Senate Minority Leader Susan Kent, DFL-Woodbury, speaks to reporters on May 17, 2021. Photo by A.J. Olmscheid/Minnesota Senate 11
Senate DFL leaders on Tuesday formally called for an outside investigation into the handling of a sexual harassment claim made by a former Senate staffer who accused her supervisor’s brother of harassing her for months.
The coming investigation is the latest fallout from Reformer reporting about Cynthia Callais, the former staffer who now works for the teachers union. Callais said that over many months and across two workplaces, including the Senate DFL campaign, House staffer and DFL operative Clay Schwartzwalter — the brother of her then-boss state Sen. Jason Isaacson — made repeated unwanted advances, including twice kissing her. Schwartzwalter was also at one point the campaign manager for Senate Minority Leader Susan Kent, DFL-Woodbury.

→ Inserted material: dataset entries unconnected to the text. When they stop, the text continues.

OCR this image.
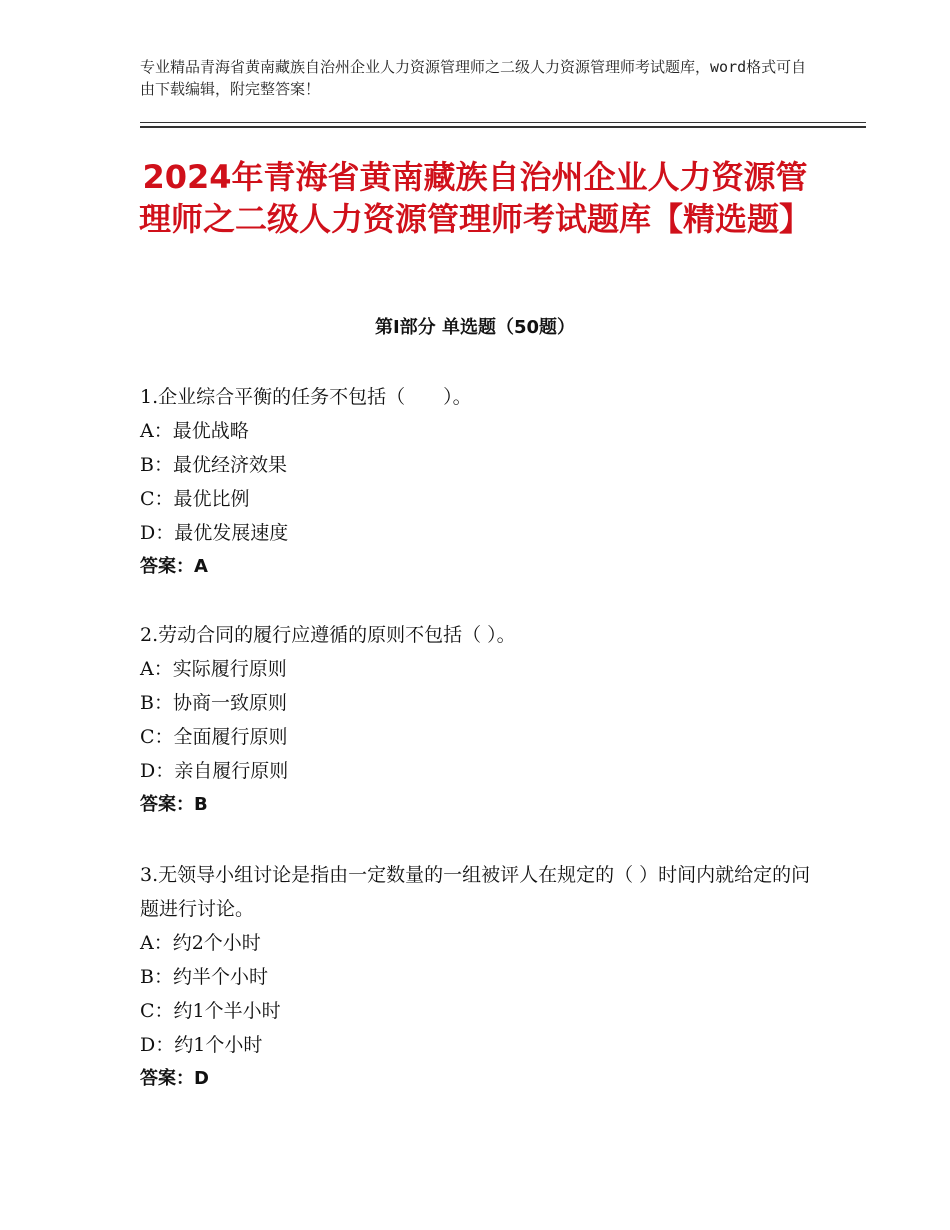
专业精品青海省黄南藏族自治州企业人力资源管理师之二级人力资源管理师考试题库，word格式可自由下载编辑，附完整答案！
2024年青海省黄南藏族自治州企业人力资源管理师之二级人力资源管理师考试题库【精选题】
第Ⅰ部分 单选题（50题）

1.企业综合平衡的任务不包括（　　）。

A：最优战略

B：最优经济效果

C：最优比例

D：最优发展速度

答案：A

2.劳动合同的履行应遵循的原则不包括（ ）。

A：实际履行原则

B：协商一致原则

C：全面履行原则

D：亲自履行原则

答案：B

3.无领导小组讨论是指由一定数量的一组被评人在规定的（ ）时间内就给定的问题进行讨论。

A：约2个小时

B：约半个小时

C：约1个半小时

D：约1个小时

答案：D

“Whenever an employee, former or current, believes that the policies were not implemented correctly in their matter, it is our duty to validate their voice and take their concerns seriously,” said an Aug. 3 letter from Senate DFL leadership to Senate Secretary Cal Ludeman. “Since one of the issues that has been raised involves the role of Senate HR itself, we do not think that an internal evaluation will be sufficient to address the concerns raised and to instill confidence in the results of the investigation.”
The letter came from Kent, Assistant Leaders Sen. Nick Frentz of North Mankato and Sen. Foung Hawj of St. Paul. It also seeks a review of the current anti-sexual harassment policy.
Callais reported the claims to the Minnesota DFL Party in September 2020 when Schwartzwalter served as campaign manager for Kent. Kent removed him from her campaign just days later.
Kent last week said she forced him to resign to quickly remove him rather than see a lengthy investigation process. Schwartzwalter returned to work at the Minnesota House, where he had been working before taking leave to work as Kent’s campaign manager.
Schwartzwalter denies that he sexually harassed Callais, calling her claims “gross mischaracterizations.” He also faced a separate harassment complaint in September 2020 in the Minnesota House, which resulted in an investigation and his eventual dismissal in early January 2021.
Callais said she often worried that negative interactions with Schwartzwalter would affect her relationship with her boss, Isaacson.
Kent’s colleagues have been critical of the way the incident was handled. State Sen. Melisa Franzen, DFL-Edina, resigned from her post as assistant minority leader in protest of the handling of Callais’s claim. Senate and House DFL staffers signed letters in support of Callais, also critical of the Senate’s handling of the claims.